On the other hand, Türkiye’s participation in the emerging European security architecture (SAFE) faces obstacles from Southern Cyprus and Greece.
Şimşek Did Not Speak: The SDG Discomfort
Türkiye typically attends the Munich Conference at the level of foreign or defense minister. This time, the highest-ranking cabinet representative was Treasury and Finance Minister Mehmet Şimşek. Intelligence chief İbrahim Kalın, Presidential Security and Foreign Policy Advisor Akif Çağatay Kılıç, and members of parliament were also present. The absence of Foreign Minister Hakan Fidan and Defense Minister Yaşar Güler reflected Ankara’s limited expectations from the conference.
Şimşek was scheduled to speak at a session on Syria’s future — the only Turkish representative granted a speaking role. However, he withdrew. Deputy Foreign Minister Levent Gümrükçü was announced as his replacement but also pulled out at the last minute.
Diplomatic sources suggested two possible reasons: first, that other speakers on Syria — where Türkiye is a principal actor — were not of appropriate rank, aside from Syrian Foreign Minister Assad al-Shaybani; second, that conference organizers had invited SDG leaders Mazlum Abdi and Ilham Ahmed. The visible emphasis placed by U.S. and French leaderships on engaging the SDG was notable.

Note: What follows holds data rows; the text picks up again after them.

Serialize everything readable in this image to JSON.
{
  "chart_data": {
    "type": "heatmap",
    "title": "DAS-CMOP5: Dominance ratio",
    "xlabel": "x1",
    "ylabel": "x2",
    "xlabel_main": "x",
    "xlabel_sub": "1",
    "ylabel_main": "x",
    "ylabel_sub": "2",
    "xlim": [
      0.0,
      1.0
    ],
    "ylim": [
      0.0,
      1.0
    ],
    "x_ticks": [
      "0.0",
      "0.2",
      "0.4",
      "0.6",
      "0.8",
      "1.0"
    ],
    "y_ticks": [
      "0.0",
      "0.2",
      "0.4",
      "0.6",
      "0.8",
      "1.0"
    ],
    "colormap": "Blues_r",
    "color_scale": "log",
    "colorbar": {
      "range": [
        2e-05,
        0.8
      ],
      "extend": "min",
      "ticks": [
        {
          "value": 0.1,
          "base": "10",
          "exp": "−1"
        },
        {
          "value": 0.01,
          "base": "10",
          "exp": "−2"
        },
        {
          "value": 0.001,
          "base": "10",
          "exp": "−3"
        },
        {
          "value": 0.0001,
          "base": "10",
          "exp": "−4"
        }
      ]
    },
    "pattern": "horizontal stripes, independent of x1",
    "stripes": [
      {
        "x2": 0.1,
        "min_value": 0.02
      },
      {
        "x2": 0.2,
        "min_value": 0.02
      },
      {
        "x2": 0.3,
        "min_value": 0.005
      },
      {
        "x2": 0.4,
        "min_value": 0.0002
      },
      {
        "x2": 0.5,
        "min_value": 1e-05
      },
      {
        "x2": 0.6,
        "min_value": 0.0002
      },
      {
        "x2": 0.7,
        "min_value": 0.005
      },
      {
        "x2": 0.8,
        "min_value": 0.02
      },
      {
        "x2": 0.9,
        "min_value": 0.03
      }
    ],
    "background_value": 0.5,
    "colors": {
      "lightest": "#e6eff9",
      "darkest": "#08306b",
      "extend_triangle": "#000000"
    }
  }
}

When asked about the issue, NATO Secretary General Rutte responded tersely: “I did not come here to discuss the Kurds.”
“Made in Europe” and Ankara’s Calculations
Another issue directly concerning Türkiye is the “Made in Europe” and “Buy European” policy debate, which also caused divisions at the EU leaders’ summit in Belgium one day before Munich.
Some EU countries, led by France, appear inclined to adopt a protectionist turn reminiscent of Trump-era policies — particularly in public procurement — in hopes of countering Chinese competition. Such a shift would negatively affect Türkiye, whose largest trading partner is the EU and which itself ranks as the EU’s fifth-largest trade partner.
The same Southern Cyprus–Greece brake is also visible in the long-stalled modernization of the EU–Türkiye Customs Union — a move that would, in fact, strengthen Europe’s own competitiveness.
Fortunately, unanimity on protectionist measures has not yet been achieved. Meanwhile, steps by President Recep Tayyip Erdoğan’s government toward EU alignment — including reforms to the Public Procurement Law, the Anti-Terror Law and the Penal Code, implementation of Constitutional Court and European Court of Human Rights rulings, and the release of political detainees — would deprive those seeking to exclude Türkiye from Europe’s evolving security, foreign policy and competitiveness framework of key leverage.
The EU Summit and the Munich Conference demonstrate that as Europe searches for a new path, Türkiye could close significant gaps with a handful of swift and credible steps.